The timing could not have been more ideal, because the next day I realized that I was coming down with the flu.  As my final act before succumbing to illness, I rushed to my local library and picked up the next three books in The Dark Tower series.  This was probably one of the best moves that I have ever made, literature-wise.  The books helped get me through the illness without being too bored, while I had an ideal opportunity to read.  And read I did.  In fact, after finishing those four, I wanted to know how it ended (although I was recovered from flu).  So that was my January 2010: reading all of The Dark Tower in the course of one month.

(You've probably realized that I read fast).

And then, I wanted to rediscover SK.  Because I could hear echoes in The Dark Tower of his previous works, echoes that sometimes I barely remembered.  But it was amazing to me how vivid those recollections could be.  I remembered the prayer to the Turtle in IT.  I was sure that the haunted house was a theme that had appeared in previous SK books.  I wanted to find these common threads and tie them together...even though I rationally know that there is no such 'master-thread' in his works.

Part of what fascinated me about The Dark Tower was its unapologetic post-modernity.  SK invents a world that seems to fit into conventional tropes; I think that we spend much of the first book thinking that we know what is happening ('It's a post-apocalyptic disaster zone!  I'll bet nuclear weapons are to blame!'), and then things get weird.  Very weird.  Not explainable by conventional narratives weird.  And I think that this post-modern approach to the epic is part of what makes these twists so fascinating.  Characters walk through the worlds of other novels and meet their characters; time ceases to move in a linear fashion; and even death loses its permanence.  This is the world that I wanted to explore more, and I think that there are hints of this post-modernity throughout King's oeuvre.  Maybe not all the time.  Maybe Cujo really was just a rabid dog.  But his way of mitigating this post-modern universe by using a popular style (and writing an epic on the scale of C. S. Lewis or Tolkien) is a uniquely King creation.  And this was what I found when I explored The Dark Tower again.  It was fascinating and intoxicating, in a literary way, and perhaps that is why I felt I needed to complete the series in a month.

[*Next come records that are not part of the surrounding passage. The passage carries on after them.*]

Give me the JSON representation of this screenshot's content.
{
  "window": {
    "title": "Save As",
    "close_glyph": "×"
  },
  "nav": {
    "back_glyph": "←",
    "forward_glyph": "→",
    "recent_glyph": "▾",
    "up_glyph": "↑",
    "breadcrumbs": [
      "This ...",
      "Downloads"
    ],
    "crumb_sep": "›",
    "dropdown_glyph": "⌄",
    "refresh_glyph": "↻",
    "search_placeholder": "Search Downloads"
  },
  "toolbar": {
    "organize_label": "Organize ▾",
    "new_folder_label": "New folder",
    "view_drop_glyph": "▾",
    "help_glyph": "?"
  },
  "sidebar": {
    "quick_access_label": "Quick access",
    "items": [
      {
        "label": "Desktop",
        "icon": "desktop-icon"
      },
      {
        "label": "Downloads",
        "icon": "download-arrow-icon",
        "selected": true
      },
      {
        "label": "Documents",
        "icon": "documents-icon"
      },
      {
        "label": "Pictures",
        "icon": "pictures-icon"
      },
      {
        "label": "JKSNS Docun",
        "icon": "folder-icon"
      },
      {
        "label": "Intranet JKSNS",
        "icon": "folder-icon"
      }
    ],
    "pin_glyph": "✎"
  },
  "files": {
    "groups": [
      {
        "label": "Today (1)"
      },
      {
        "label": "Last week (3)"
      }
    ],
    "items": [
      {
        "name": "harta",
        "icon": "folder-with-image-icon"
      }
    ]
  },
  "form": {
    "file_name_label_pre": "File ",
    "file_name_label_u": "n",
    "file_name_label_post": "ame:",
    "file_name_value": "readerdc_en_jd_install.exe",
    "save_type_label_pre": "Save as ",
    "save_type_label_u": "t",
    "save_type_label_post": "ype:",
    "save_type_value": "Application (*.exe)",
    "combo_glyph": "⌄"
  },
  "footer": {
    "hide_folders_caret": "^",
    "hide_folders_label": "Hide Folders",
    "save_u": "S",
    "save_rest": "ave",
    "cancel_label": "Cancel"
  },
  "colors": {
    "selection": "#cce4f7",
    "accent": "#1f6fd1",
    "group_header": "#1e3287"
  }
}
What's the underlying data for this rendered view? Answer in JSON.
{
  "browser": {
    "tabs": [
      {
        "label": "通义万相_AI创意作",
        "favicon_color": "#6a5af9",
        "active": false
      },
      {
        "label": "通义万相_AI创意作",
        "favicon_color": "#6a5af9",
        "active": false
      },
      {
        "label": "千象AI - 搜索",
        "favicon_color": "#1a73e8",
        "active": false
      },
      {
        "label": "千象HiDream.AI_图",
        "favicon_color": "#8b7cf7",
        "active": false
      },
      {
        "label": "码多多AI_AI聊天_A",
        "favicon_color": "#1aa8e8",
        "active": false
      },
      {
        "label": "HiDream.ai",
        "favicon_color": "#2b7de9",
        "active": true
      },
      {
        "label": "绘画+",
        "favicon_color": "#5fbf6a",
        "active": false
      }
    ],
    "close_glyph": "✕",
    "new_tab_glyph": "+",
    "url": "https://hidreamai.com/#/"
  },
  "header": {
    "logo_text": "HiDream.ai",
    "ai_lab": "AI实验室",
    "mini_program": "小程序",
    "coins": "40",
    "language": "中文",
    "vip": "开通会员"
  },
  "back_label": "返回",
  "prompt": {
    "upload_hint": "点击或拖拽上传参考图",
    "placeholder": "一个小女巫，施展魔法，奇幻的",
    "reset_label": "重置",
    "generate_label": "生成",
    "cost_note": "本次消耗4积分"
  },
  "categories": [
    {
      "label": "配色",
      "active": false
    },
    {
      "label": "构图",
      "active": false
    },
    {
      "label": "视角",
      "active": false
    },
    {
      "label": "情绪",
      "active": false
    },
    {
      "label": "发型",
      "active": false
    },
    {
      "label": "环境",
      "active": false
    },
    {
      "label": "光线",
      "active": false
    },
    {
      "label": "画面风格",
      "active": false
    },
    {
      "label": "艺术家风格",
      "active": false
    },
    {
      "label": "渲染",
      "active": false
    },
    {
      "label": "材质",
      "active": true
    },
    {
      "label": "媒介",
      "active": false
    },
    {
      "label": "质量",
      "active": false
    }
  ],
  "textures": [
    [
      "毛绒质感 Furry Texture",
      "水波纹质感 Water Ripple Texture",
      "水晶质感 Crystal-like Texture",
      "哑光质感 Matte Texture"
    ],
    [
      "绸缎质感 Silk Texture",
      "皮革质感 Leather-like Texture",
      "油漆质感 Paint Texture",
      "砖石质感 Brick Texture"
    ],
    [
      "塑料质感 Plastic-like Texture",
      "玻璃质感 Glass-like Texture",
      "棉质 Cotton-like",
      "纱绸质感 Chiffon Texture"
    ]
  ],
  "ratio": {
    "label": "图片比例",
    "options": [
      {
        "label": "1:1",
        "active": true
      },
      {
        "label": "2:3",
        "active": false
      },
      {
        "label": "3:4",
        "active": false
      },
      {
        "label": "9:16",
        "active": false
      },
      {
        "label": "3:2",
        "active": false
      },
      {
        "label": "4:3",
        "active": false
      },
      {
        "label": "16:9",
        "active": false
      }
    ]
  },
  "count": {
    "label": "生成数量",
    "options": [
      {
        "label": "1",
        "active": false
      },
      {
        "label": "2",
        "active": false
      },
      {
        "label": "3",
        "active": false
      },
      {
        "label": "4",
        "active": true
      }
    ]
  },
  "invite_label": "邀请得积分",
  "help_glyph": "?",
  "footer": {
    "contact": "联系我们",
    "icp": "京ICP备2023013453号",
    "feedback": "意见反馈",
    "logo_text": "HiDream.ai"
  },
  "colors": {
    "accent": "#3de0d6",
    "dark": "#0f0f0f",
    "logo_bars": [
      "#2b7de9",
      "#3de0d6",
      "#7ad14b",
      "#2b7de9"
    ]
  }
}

(That is kind of crazy when I think about it since I am no longer underemployed.  It was almost 4000 pages.  Yeesh.)

I think that The Dark Tower led to my reappraisal of King and wanting to reread his works.  While I would still consider the anthology of his works sitting on a friend's shelf as the impetus, part of me is convinced that this is far more to do with finding fragmented shards of The Dark Tower in King's other works and trying to piece them together.  Yet I know that this is impossible because you can't uncover a master narrative in a post-modern work, at least not in the conventional way.  Maybe I am being a literary Roland here, seeking to fulfill my quest which is ultimately unfulfillable.  At any rate, I am looking forward to revisiting the world of The Dark Tower to see if I can make any more sense of this complex, compelling universe.